Pero la pregunta golpeaba, insistente, martillando por dentro: ¿Qué estaba dispuesta a hacer por mi futuro? ¿Hasta dónde llegaría? Mi estómago se revolvió.
— ¿Estás segura? — preguntó Isa, y su voz no tenía juicio, solo cariño. Ese tipo de cariño que dejaba un nudo caliente en la garganta: — Si no quieres, no hay problema. Yo hago más sesiones allá, yo te presto el dinero, ya encontraremos la forma. No necesitas lastimarte.
Aquello me desarmó un poco. De una buena manera. Apenas asentí, derrotada y con náuseas, pero también confortada. Isa era una de las pocas cosas en el mundo que no hacía daño. Ella acarició mi brazo con calma.
— Solo quiero que sepas que tienes elección. Y yo estoy aquí en cualquiera de ellas... Ahora vete a trabajar por tus dólares. Vamos a solucionar esto juntas.
Gemí alto y eché la cabeza hacia atrás en el sofá, dramáticamente. El techo me miró de vuelta con la misma ironía del universo.

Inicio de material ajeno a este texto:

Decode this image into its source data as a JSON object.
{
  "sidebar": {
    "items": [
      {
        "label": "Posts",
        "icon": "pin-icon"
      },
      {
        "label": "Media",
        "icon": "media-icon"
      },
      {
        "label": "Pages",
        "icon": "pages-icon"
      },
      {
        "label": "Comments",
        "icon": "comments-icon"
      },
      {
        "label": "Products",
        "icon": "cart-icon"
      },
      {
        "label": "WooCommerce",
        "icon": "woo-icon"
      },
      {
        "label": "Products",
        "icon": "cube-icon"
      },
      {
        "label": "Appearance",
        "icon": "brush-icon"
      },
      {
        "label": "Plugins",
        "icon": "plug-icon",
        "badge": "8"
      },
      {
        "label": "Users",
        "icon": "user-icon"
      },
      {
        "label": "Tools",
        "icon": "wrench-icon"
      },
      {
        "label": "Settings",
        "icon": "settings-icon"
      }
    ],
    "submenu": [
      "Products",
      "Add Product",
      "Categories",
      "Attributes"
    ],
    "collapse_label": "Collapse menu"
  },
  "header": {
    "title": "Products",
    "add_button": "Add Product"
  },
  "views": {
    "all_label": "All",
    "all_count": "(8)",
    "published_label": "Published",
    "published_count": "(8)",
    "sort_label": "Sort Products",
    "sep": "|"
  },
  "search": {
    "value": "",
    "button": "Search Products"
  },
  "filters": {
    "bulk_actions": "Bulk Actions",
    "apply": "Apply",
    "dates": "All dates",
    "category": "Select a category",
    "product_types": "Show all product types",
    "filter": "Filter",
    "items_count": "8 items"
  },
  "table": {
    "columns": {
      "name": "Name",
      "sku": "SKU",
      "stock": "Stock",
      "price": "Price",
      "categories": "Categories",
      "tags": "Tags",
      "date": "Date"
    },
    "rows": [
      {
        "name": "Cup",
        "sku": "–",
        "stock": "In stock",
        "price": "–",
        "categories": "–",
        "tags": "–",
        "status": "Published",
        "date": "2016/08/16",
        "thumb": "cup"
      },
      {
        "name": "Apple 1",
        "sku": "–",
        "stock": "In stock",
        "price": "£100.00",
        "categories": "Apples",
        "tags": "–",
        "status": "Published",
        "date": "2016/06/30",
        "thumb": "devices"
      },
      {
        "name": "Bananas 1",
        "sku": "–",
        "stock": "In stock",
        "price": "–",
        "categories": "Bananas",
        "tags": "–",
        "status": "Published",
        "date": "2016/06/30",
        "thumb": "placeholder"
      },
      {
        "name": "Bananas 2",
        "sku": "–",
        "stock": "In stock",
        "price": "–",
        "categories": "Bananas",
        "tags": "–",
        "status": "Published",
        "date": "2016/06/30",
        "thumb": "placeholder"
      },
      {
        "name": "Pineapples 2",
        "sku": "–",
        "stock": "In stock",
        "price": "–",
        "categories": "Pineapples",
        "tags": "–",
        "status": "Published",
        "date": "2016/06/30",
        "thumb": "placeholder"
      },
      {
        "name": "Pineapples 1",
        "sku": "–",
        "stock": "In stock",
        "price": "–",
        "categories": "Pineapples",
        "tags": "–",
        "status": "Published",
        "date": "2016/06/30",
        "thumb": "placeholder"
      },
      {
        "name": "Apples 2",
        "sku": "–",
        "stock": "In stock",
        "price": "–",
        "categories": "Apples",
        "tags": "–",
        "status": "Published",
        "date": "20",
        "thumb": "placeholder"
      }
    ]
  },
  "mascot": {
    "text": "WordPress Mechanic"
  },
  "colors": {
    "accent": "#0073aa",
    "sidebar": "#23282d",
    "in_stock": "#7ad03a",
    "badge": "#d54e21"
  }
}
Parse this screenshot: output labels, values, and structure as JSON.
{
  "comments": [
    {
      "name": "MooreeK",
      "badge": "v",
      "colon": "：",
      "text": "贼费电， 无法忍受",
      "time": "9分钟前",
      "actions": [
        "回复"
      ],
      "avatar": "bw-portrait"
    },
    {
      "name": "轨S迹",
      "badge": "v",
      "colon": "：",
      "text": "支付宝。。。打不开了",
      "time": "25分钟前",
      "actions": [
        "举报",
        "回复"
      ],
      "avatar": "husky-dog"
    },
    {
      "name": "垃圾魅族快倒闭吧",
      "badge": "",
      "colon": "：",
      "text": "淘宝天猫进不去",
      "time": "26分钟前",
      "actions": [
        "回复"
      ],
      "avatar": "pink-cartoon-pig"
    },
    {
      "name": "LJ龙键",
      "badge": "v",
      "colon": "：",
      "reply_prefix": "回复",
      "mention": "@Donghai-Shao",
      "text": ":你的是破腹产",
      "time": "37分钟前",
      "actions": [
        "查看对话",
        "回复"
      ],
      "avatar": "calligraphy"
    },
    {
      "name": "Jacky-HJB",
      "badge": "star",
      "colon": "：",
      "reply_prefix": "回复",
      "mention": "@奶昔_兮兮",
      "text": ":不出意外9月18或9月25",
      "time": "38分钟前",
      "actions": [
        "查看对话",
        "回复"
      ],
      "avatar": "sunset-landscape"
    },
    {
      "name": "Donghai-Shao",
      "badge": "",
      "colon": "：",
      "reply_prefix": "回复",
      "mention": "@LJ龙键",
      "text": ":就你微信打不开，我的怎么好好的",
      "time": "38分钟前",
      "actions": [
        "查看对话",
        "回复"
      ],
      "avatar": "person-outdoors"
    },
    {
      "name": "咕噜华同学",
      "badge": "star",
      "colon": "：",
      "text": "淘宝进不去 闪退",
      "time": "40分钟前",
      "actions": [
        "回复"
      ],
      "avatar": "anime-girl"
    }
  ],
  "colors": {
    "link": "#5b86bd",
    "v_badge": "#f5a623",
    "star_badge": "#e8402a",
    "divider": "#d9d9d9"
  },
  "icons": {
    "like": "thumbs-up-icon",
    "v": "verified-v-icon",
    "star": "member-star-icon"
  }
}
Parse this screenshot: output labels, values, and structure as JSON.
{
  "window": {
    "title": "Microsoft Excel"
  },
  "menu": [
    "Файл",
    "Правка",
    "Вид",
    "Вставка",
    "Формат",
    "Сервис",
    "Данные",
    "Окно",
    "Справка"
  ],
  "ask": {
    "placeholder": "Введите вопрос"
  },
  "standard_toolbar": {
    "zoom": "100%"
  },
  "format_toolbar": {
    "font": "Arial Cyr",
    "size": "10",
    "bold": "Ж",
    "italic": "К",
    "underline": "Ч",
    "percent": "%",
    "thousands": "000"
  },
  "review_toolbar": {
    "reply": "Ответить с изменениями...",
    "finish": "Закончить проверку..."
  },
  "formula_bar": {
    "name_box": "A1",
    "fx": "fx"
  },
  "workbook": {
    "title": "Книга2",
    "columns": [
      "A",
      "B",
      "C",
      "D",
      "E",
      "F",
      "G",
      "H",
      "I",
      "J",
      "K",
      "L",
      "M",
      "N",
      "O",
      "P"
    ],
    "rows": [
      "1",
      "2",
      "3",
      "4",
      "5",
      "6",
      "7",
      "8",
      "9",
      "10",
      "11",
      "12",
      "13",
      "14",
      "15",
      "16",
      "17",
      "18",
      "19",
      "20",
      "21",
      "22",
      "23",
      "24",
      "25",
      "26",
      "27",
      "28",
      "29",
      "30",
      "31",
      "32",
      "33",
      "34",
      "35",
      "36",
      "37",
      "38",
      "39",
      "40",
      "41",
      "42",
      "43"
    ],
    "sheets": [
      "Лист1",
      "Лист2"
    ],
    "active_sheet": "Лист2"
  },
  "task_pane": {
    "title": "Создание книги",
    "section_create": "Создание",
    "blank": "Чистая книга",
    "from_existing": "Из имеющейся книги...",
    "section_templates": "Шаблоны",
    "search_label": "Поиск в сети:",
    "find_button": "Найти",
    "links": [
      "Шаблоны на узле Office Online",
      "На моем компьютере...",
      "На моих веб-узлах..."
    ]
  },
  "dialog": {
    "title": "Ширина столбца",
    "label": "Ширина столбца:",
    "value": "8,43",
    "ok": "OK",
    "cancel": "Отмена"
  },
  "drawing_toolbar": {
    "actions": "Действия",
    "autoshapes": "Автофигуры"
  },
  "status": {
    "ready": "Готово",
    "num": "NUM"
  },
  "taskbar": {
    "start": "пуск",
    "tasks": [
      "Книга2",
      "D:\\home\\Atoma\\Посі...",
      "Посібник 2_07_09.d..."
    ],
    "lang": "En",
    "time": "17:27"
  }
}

De todos los caminos posibles, el universo eligió justamente aquel que involucraba al hombre que vio mi sostén rojo… y, como segunda opción, tal vez un desconocido que vería más que mis sostenes, en caso de que realmente entrara en aquel mundo.
Pero, en medio de la náusea y del miedo, había algo pequeño, incómodo y brillante en el fondo del pecho: yo quería cambiar de vida. Y tal vez esta fuera mi única oportunidad.